After My Husband Made Me the Villain in His Game
Chapter 4
The pawn shop receipt burned a hole in my pocket, a flimsy slip of paper in exchange for the diamond earrings Theodore had given me five years ago. They were the only things Veda hadn't smashed, and now they were converted into a retainer for a divorce attorney who smelled of cheap tobacco and desperation.
I walked into the study, the manila envelope heavy in my good hand. Theodore was pacing, muttering about server latency.
"Sign it," I said, tossing the papers onto his desk. They slid across the mahogany, coming to rest beside his multiple monitors.
Theodore blinked, dragging his eyes away from the screen. He picked up the document, scanning the bold legal font. A smirk tugged at the corner of his mouth—not the warm smile I used to live for, but a cruel, patronizing twist of lips.
"Divorce?" He chuckled, a dry, rattling sound. "Mallory, you can't even open a jar of pickles without me. You have no money, no hair, and a broken arm. Where would you go? The shelter?"
"I'd rather sleep in a gutter than stay here with you and your delusions," I said, my voice steady despite the trembling in my knees.

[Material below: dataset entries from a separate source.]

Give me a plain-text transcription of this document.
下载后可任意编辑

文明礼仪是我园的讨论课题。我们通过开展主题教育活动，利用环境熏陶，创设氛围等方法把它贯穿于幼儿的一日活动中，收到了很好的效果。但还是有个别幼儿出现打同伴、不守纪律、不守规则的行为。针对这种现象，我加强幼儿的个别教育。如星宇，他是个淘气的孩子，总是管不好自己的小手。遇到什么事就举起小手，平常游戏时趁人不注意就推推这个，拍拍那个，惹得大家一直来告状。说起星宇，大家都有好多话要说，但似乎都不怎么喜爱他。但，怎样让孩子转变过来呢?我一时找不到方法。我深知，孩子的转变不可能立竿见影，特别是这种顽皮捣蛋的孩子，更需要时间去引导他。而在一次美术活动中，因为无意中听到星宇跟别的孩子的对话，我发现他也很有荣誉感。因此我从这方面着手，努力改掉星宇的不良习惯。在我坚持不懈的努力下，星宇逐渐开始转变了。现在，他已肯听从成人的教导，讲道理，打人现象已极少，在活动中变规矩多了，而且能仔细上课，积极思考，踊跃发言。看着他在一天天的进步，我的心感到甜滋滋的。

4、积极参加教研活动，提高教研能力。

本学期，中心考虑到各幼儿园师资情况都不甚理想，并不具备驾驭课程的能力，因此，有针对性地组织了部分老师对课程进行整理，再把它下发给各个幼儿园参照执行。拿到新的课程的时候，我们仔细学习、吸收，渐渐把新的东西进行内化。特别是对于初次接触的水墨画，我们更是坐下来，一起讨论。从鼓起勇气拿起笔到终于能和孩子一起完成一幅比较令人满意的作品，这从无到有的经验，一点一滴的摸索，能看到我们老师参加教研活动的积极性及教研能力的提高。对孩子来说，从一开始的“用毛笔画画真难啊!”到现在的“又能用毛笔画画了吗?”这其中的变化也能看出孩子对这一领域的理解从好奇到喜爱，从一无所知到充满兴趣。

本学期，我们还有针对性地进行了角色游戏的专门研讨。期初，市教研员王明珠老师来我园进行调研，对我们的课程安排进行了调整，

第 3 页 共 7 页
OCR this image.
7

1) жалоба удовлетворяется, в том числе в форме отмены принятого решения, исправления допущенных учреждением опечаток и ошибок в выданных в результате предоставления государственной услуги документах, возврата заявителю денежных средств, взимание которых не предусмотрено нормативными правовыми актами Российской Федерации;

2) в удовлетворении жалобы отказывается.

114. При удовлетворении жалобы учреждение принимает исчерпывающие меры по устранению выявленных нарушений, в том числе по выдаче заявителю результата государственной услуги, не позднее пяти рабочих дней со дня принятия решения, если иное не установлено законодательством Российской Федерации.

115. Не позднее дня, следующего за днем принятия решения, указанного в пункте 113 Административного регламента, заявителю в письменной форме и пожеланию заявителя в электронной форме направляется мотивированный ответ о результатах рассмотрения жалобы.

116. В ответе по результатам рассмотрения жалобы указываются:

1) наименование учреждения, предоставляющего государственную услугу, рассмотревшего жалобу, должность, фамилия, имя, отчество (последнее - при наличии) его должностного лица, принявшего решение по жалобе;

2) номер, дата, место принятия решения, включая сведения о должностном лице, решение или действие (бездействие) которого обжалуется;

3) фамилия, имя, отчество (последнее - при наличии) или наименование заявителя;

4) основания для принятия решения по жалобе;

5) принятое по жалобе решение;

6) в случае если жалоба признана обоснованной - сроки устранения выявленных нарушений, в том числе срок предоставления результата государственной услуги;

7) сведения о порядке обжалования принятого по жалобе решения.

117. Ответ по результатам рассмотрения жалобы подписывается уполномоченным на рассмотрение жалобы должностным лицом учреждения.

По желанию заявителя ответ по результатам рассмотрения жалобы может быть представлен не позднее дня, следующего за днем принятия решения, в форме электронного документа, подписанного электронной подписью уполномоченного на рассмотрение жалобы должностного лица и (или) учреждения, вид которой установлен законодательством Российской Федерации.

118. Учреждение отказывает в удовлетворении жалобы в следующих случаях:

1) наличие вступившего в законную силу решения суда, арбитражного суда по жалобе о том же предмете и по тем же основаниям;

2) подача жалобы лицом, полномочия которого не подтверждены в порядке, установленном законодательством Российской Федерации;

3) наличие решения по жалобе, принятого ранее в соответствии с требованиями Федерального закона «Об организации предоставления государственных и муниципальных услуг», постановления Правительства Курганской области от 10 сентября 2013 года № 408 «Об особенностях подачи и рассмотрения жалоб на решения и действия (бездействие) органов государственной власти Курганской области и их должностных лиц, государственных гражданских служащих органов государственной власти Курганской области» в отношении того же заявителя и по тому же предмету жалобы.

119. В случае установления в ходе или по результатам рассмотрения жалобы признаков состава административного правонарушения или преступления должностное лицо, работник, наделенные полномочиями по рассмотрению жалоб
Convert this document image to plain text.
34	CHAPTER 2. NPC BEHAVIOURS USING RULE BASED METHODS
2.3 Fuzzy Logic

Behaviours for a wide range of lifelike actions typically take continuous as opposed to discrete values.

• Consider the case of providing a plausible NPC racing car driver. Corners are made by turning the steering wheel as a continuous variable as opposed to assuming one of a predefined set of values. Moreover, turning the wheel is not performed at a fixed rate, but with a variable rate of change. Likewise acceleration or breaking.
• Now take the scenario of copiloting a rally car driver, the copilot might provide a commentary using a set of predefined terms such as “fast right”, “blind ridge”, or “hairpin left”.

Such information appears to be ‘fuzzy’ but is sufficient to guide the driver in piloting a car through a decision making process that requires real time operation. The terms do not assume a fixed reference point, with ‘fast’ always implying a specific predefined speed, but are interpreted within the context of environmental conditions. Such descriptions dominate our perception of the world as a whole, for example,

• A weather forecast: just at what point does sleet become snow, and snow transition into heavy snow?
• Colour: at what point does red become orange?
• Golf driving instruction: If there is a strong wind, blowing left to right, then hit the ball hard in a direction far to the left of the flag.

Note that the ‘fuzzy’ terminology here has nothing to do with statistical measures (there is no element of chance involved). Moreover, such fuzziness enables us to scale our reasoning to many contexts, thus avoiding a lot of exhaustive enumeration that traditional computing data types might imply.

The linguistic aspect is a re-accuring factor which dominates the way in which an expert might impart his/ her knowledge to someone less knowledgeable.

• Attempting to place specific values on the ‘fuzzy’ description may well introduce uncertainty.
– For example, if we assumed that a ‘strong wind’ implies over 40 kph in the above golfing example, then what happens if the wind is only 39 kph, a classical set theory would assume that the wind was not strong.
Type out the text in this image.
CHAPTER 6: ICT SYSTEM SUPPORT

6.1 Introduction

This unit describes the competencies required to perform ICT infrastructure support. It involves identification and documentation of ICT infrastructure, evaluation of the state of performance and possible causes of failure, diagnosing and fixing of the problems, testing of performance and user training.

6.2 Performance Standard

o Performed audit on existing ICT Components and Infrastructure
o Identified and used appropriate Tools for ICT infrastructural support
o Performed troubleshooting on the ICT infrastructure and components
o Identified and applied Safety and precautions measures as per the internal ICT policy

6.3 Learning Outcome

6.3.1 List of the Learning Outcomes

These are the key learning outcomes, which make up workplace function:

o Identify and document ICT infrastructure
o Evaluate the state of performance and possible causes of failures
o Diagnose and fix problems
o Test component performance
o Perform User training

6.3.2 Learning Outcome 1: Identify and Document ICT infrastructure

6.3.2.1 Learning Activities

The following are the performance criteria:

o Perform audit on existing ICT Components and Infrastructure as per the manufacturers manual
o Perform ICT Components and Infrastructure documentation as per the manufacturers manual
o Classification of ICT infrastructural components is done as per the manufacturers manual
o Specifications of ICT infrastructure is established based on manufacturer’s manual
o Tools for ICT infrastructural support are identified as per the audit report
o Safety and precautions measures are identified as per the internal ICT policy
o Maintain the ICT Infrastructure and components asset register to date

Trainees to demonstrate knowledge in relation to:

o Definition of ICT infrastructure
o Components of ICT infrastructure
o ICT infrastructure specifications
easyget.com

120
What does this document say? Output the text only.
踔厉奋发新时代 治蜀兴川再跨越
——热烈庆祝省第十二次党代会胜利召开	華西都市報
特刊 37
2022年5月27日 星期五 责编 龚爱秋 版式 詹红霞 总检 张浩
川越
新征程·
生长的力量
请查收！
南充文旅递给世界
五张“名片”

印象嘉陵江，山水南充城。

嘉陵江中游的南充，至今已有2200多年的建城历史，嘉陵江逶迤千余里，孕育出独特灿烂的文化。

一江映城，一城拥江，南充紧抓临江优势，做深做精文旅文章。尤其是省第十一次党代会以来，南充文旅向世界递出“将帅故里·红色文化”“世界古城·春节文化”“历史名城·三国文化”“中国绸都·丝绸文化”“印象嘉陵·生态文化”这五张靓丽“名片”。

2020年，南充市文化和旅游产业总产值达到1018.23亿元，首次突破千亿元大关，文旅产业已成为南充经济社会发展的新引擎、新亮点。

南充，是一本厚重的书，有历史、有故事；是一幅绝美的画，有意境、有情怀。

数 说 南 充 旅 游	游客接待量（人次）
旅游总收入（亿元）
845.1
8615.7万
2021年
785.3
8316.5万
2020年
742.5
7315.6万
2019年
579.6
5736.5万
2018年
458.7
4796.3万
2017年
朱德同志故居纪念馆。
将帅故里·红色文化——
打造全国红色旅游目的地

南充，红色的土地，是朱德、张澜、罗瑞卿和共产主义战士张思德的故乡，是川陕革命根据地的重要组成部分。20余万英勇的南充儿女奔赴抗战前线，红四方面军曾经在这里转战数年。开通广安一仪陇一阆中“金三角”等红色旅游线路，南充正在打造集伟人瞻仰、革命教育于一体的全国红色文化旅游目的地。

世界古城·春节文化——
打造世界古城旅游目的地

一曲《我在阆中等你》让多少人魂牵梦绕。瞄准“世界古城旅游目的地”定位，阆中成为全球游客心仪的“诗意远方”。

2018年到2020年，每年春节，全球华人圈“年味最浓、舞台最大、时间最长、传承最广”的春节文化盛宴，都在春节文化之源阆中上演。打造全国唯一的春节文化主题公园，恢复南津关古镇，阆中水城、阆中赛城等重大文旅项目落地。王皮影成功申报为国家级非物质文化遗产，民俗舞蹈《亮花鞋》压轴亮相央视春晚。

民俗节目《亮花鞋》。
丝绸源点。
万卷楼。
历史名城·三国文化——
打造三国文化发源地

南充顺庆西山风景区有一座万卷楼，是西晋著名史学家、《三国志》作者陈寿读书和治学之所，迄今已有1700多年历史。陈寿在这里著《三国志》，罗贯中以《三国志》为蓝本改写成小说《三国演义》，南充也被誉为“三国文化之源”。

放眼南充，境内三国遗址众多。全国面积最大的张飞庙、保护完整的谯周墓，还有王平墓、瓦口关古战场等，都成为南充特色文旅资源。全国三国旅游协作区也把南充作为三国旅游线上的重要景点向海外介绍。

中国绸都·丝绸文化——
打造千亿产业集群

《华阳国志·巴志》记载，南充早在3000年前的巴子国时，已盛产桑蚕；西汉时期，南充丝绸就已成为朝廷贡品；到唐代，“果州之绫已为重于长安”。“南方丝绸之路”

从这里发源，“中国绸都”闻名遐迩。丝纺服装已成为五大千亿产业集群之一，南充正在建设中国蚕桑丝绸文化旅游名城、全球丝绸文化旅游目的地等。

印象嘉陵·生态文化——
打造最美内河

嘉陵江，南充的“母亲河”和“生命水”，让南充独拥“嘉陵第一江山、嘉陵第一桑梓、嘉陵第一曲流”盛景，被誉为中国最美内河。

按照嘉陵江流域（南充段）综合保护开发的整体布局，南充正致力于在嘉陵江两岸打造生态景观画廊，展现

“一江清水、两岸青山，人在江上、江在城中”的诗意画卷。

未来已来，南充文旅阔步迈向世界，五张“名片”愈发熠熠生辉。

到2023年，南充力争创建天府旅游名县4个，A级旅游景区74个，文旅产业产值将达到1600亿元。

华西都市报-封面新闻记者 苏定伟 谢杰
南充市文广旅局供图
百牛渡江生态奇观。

"It's a tantrum event," he dismissed, tearing the papers in half. Then again. And again. The sound of ripping paper was violent in the quiet room. He let the confetti rain down onto the carpet. "You're not leaving. We have the Charity Gala tonight. Veda says appearance is mandatory for the 'Power Couple' achievement. Go put on a wig."
He turned back to his screens. I stood there, staring at the shredded remains of my freedom, and realized that ink and paper wouldn't save me. I had to save myself.
***
The gala was a suffocating kaleidoscope of camera flashes and forced smiles. Theodore gripped my fractured arm with bruising force, parading me around like a broken doll. He whispered instructions in my ear—"Smile," "Don't slouch," "Look adoring"—while checking his phone for Veda's next command.
When he turned to charm a senator, distracted by the vibration of a new 'quest' notification, I saw my opening. I didn't walk; I vanished. I slipped through the heavy velvet curtains of the ballroom and out the service exit.
The city rain was freezing, a sudden shock against my bare shoulders. I didn't care. I kicked off my heels and ran barefoot down the slick pavement, the jagged ends of my hair plastered to my skull. I ran until my lungs burned and the lights of the gala were just a blur in the rearview mirror of my mind.
A black sedan slowed beside me, its engine purring like a predatory cat. Panic seized my throat. Had Theodore sent security?
The rear window rolled down. It wasn't a guard. It was a face etched with quiet intensity and a jawline I remembered from a hospital room two years ago.
"Get in, Mallory," Beau Ross said. His voice wasn't a command; it was an anchor.
I hesitated, shivering violently. "I have nowhere to go. He froze my accounts. He tore up the papers."
Beau opened the door and stepped out into the downpour, ruining a suit that cost more than my car. He held an umbrella over me, shielding me from the storm. "I know. I've been watching. I have a safe house. And I have a job offer, if you're ready to stop being a victim."
I looked at him—really looked at him. There was no madness in his eyes, no game. Just patience. I stepped into the car.
***
Three days later, the woman in the mirror was a stranger. The stylist Beau hired hadn't tried to hide the damage Theodore had done; she had transformed it. My hair was now a sleek, sharp pixie cut that accented the hollows of my cheekbones and the new hardness in my eyes. I wore a tailored charcoal suit that armored me against the world.
"Ross Investments is facing a deadlock with the Kinsley Group," Beau said, handing me a tablet as we walked into his firm's glass-walled conference room. "Theodore tried to close them last week. He failed because he pitched them on aggressive expansion. He didn't do his homework."
I scanned the file. "Kinsley is risk-averse. They care about legacy, not growth."
"Exactly," Beau said, opening the door for me. "Show them what Hayes Corporation lost."
The boardroom fell silent as I entered. I saw the skepticism in the eyes of the Kinsley executives—they saw a cast-off wife, a scandal in the tabloids. I didn't flinch. I sat at the head of the table, not as Theodore's shadow, but as Mallory Grant.
"Gentlemen," I began, my voice clear and resonant. "You rejected the previous offer because it threatened your family's hundred-year history. I'm not here to sell you a future you don't want. I'm here to protect the past you've built."
For the next hour, I dissected the deal with surgical precision. I wove a narrative of stability and heritage that Theodore, blinded by his obsession with 'leveling up,' could never comprehend. I saw the shift in the room—the skepticism melting into respect.
When Mr. Kinsley signed the contract, he looked me in the eye. "Theodore Hayes is a fool, Ms. Grant."
I capped my pen, the click echoing like a gunshot. "Theodore Hayes doesn't exist anymore," I said, a ghost of a smile touching my lips. "He's just a character in a game he's already lost."